Над головой тенькало, точно бабочка летала с капельным серебряным бубенчиком, но то всего лишь тикали часы…
«Ивановна, ножи точить!» – кричал довоенный точильщик ножей и ножниц и шел с точилом на плече вдоль улицы. Был он добродушен и ворчлив, стар, в очках с металлической тонкой оправой. Так и звали точильщика – «Ивановна!»
Иногда казалось, что ходят-бродят вокруг да около Вадим с матерью, а поодаль – и отец родной, посеявший в жизнь большую идею-ложь. И все они кричат: «Ивановна…» Ну, отец-то, ладно, сам себе тропу торил, сам с тропы и свалился. А вот мать с Вадимом – вокруг да около. Оно хоть Вадим тогда и мужиком был – двадцать-то лет! – и матушка на пенсию не вышла, только ведь и то верно, что он, Иван – старший.
Разделились или разделили?
Плакала мать по сыночку – сгинул сынок! Младший или старший? Оба сгинули – сгинули в раздор.
И разделился род Бахановых, рассыпался – ушла соль из родной земли, как закваска из теста.
И нет старших по возрасту и по уму, есть старшие по жирному куску да по партийности.
Зарплата ничего – вся в карьере. Партии не хватает. Повязало по рукам и ногам доброго молодца: вроде бы, и свободный, и руку вверх – проголосовать можешь, а только уже и сам не свой. А чтобы не опростоволоситься – скрывать: был брат – нет брата. Как же это нет брата, если брат с малолетства в семье кормильцем был! Как же нет брата, когда брат последнюю рубаху отдавал со своего плеча – великовата, но сгодится. Есть брат, да только раздвоенный: один свой, а второй твой – оба враги. Вот и складно – без взаимной поддержки. Вроде бы, братья вокруг, а в одиночестве.

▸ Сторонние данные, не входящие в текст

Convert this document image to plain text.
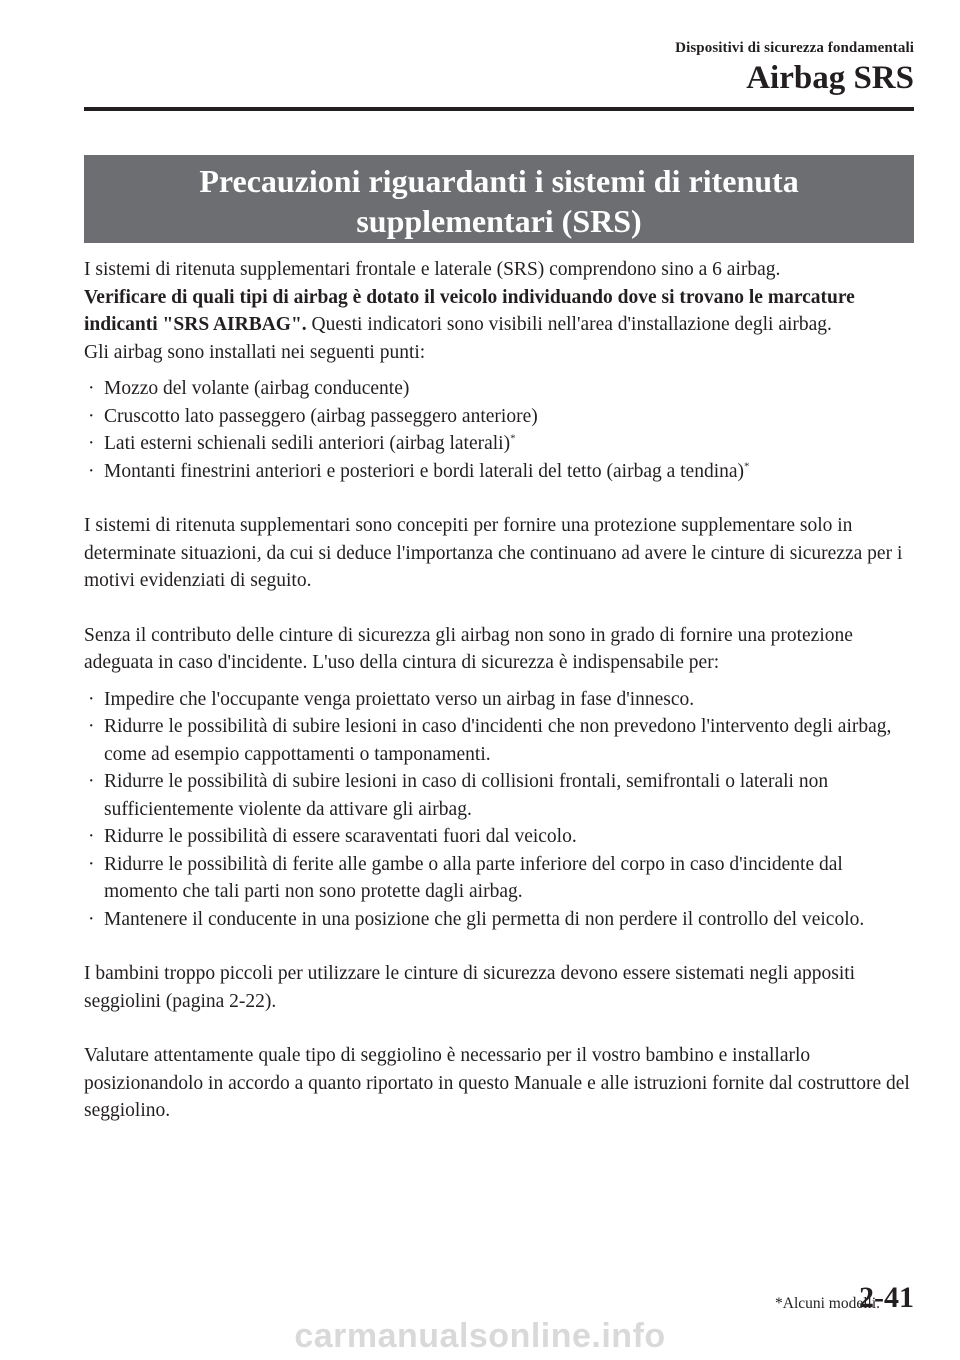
Dispositivi di sicurezza fondamentali
Airbag SRS
Precauzioni riguardanti i sistemi di ritenuta
supplementari (SRS)

I sistemi di ritenuta supplementari frontale e laterale (SRS) comprendono sino a 6 airbag.
Verificare di quali tipi di airbag è dotato il veicolo individuando dove si trovano le marcature indicanti "SRS AIRBAG". Questi indicatori sono visibili nell'area d'installazione degli airbag.
Gli airbag sono installati nei seguenti punti:

· Mozzo del volante (airbag conducente)
· Cruscotto lato passeggero (airbag passeggero anteriore)
· Lati esterni schienali sedili anteriori (airbag laterali)*
· Montanti finestrini anteriori e posteriori e bordi laterali del tetto (airbag a tendina)*

I sistemi di ritenuta supplementari sono concepiti per fornire una protezione supplementare solo in determinate situazioni, da cui si deduce l'importanza che continuano ad avere le cinture di sicurezza per i motivi evidenziati di seguito.

Senza il contributo delle cinture di sicurezza gli airbag non sono in grado di fornire una protezione adeguata in caso d'incidente. L'uso della cintura di sicurezza è indispensabile per:

· Impedire che l'occupante venga proiettato verso un airbag in fase d'innesco.
· Ridurre le possibilità di subire lesioni in caso d'incidenti che non prevedono l'intervento degli airbag, come ad esempio cappottamenti o tamponamenti.
· Ridurre le possibilità di subire lesioni in caso di collisioni frontali, semifrontali o laterali non sufficientemente violente da attivare gli airbag.
· Ridurre le possibilità di essere scaraventati fuori dal veicolo.
· Ridurre le possibilità di ferite alle gambe o alla parte inferiore del corpo in caso d'incidente dal momento che tali parti non sono protette dagli airbag.
· Mantenere il conducente in una posizione che gli permetta di non perdere il controllo del veicolo.

I bambini troppo piccoli per utilizzare le cinture di sicurezza devono essere sistemati negli appositi seggiolini (pagina 2-22).

Valutare attentamente quale tipo di seggiolino è necessario per il vostro bambino e installarlo posizionandolo in accordo a quanto riportato in questo Manuale e alle istruzioni fornite dal costruttore del seggiolino.

*Alcuni modelli.
2-41
carmanualsonline.info
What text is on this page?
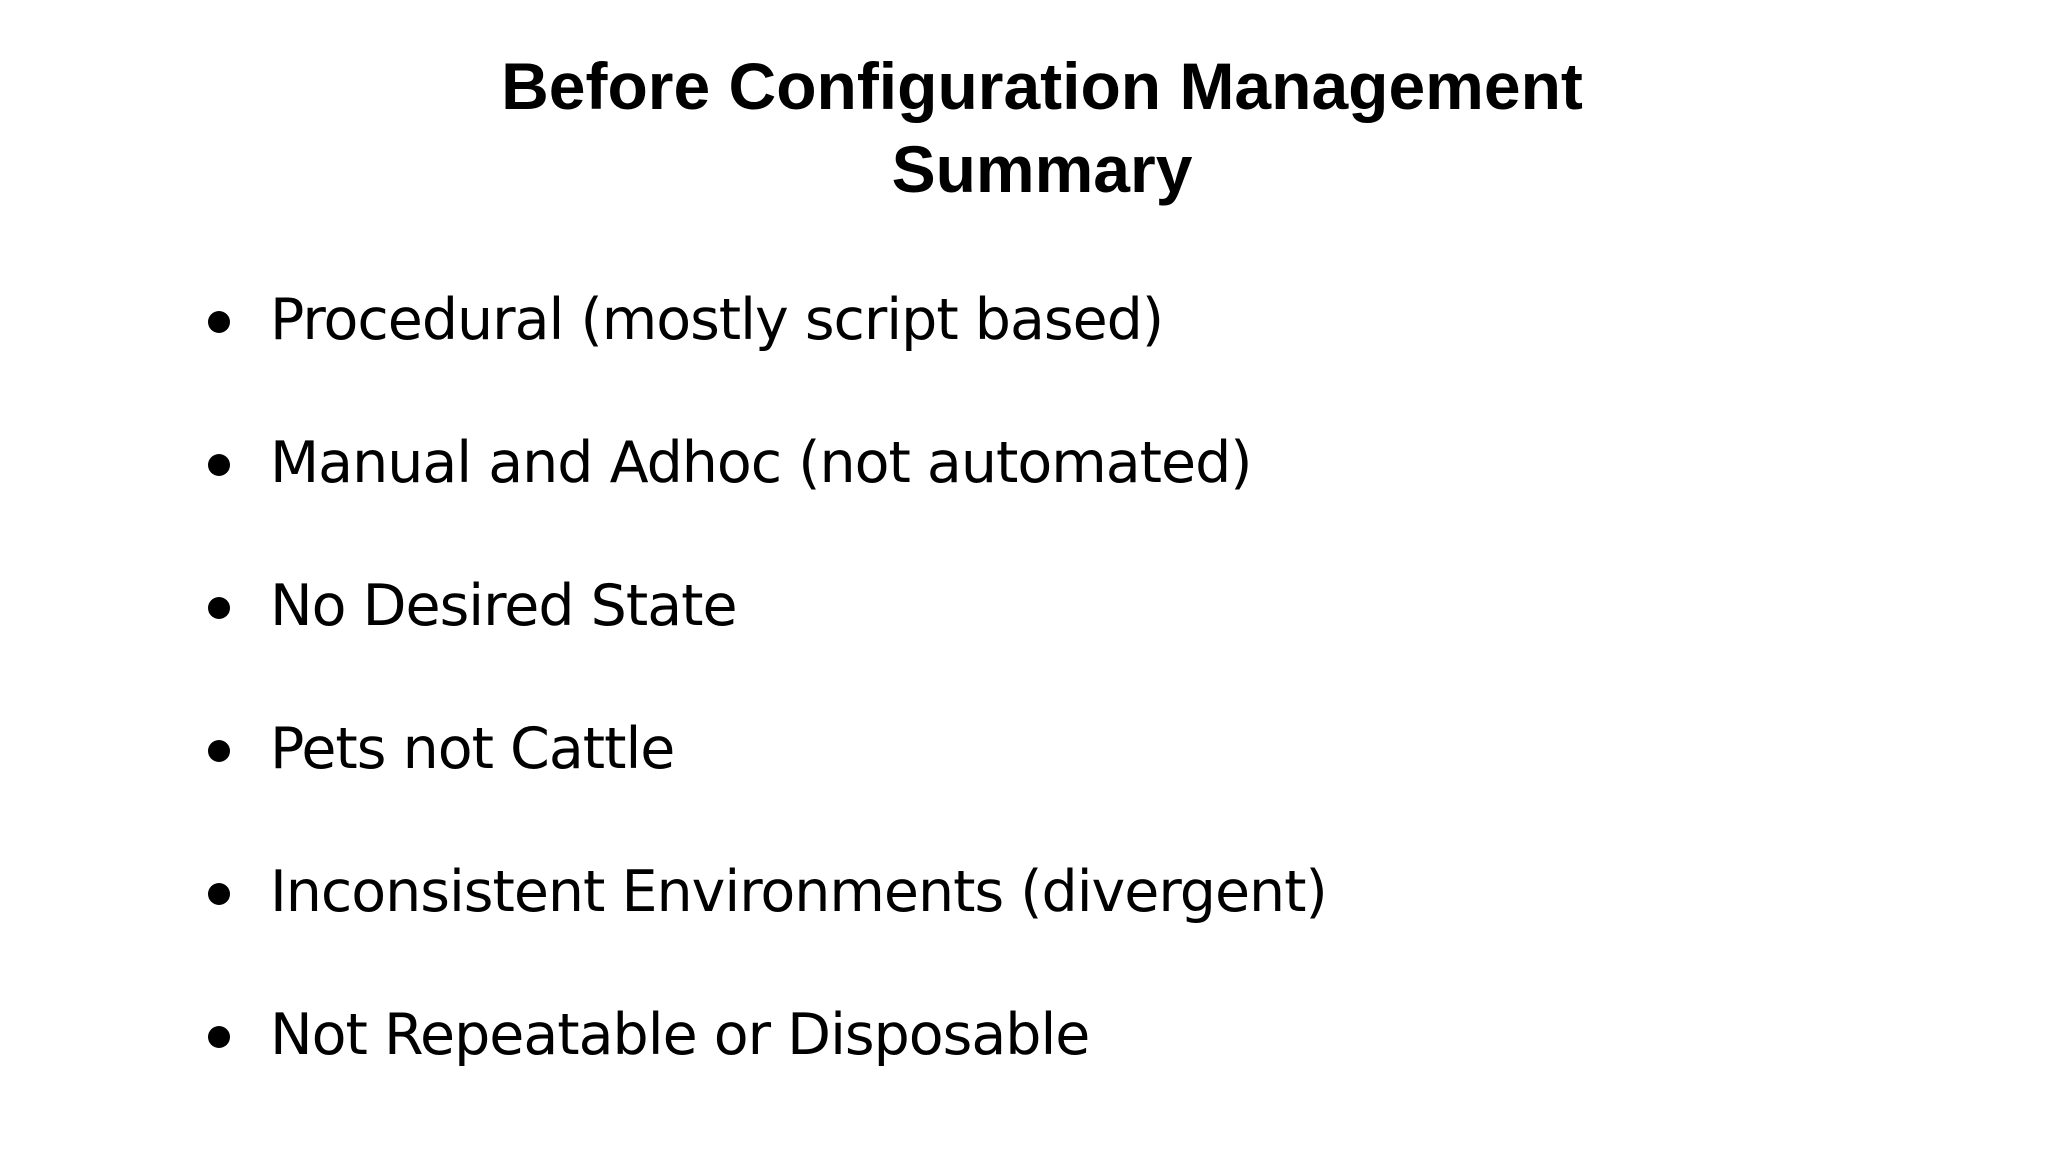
Before Configuration Management
Summary
Procedural (mostly script based)
Manual and Adhoc (not automated)
No Desired State
Pets not Cattle
Inconsistent Environments (divergent)
Not Repeatable or Disposable
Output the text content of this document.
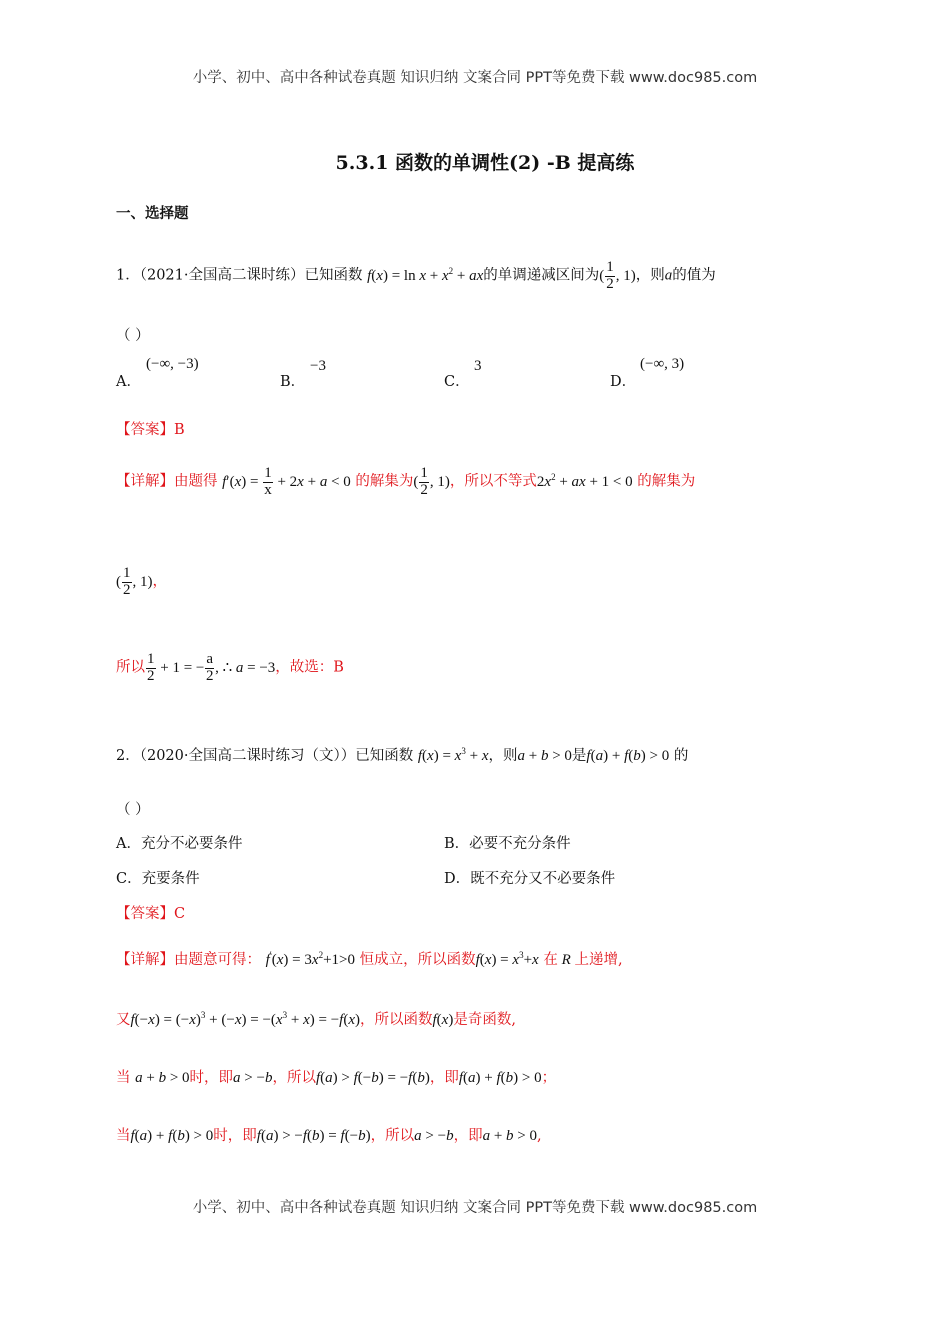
小学、初中、高中各种试卷真题 知识归纳 文案合同 PPT等免费下载 www.doc985.com
5.3.1 函数的单调性(2) -B 提高练
一、选择题
1．（2021·全国高二课时练）已知函数 $f(x) = \ln x + x^2$ + ax的单调递减区间为( $\frac{1}{2}$ , 1)，则a的值为
（ ）
A．
(−∞, −3)
B．
−3
C．
3
D．
(−∞, 3)
【答案】B
【详解】由题得 $f'(x) = \frac{1}{x} + 2x + a < 0$ 的解集为( $\frac{1}{2}$ , 1)，所以不等式$2x^2$ + ax + 1 < 0 的解集为
( $\frac{1}{2}$ , 1)，
所以 $\frac{1}{2} + 1$ = − $\frac{a}{2}$ , ∴ a = −3，故选：B
2．（2020·全国高二课时练习（文））已知函数 $f(x) = x^3 + x$，则a + b > 0是f(a) + f(b) > 0 的
（ ）
A．充分不必要条件	B．必要不充分条件
C．充要条件	D．既不充分又不必要条件
【答案】C
【详解】由题意可得： $f'(x) = 3x^2+1>0$ 恒成立，所以函数$f(x) = x^3+x$ 在 R 上递增,
又$f(-x) = (-x)^3 + (-x) = -(x^3 + x) = -f(x)$，所以函数f(x)是奇函数,
当 a + b > 0时，即a > −b，所以f(a) > f(−b) = −f(b)，即f(a) + f(b) > 0；
当f(a) + f(b) > 0时，即f(a) > −f(b) = f(−b)，所以a > −b，即a + b > 0,
小学、初中、高中各种试卷真题 知识归纳 文案合同 PPT等免费下载 www.doc985.com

А матерь-то где родная, единящая где? Нет ее – сгинула. Она и от мужа отъединена была, и от детей – отъединили. Так и осталась бобылкой неприкаянной— сердце не вынесло, разорвалось. Надо бы взять к себе в семью, вместе и пережить черную годину – а ну как Юршовы донесут, а ну как жена воспротивится – тогда еще она лягалась? И кусок пожирнее потеряешь, и партии лишишься. Вот и бродили вокруг да около Вадим с матерью— самая родня, самые ближние, самые, оказалось, чужие – и чужому камень вместо хлеба не подашь. Да будь трижды проклята такая идея, которая и самых близких делает чужими. Поневоле запьешь – от слабости, а склонность к тому была – и запил.
Совесть мучила, совесть точила, а тут еще и письмо от Вадима – это уже через семь лет после смерти матери, которую дети и не хоронили.
Вот и свет не мил. Дети подрастают, а что скажешь им, как объяснишь свое одиночество. Партия – иезуит-изувер, она эту вину с себя загодя снимает – сам разбирайся, дело частное, и разобрался, и понял, и грянуло над головой – вот и развязка и для себя, и для семьи. Только партия в стороне и осталась.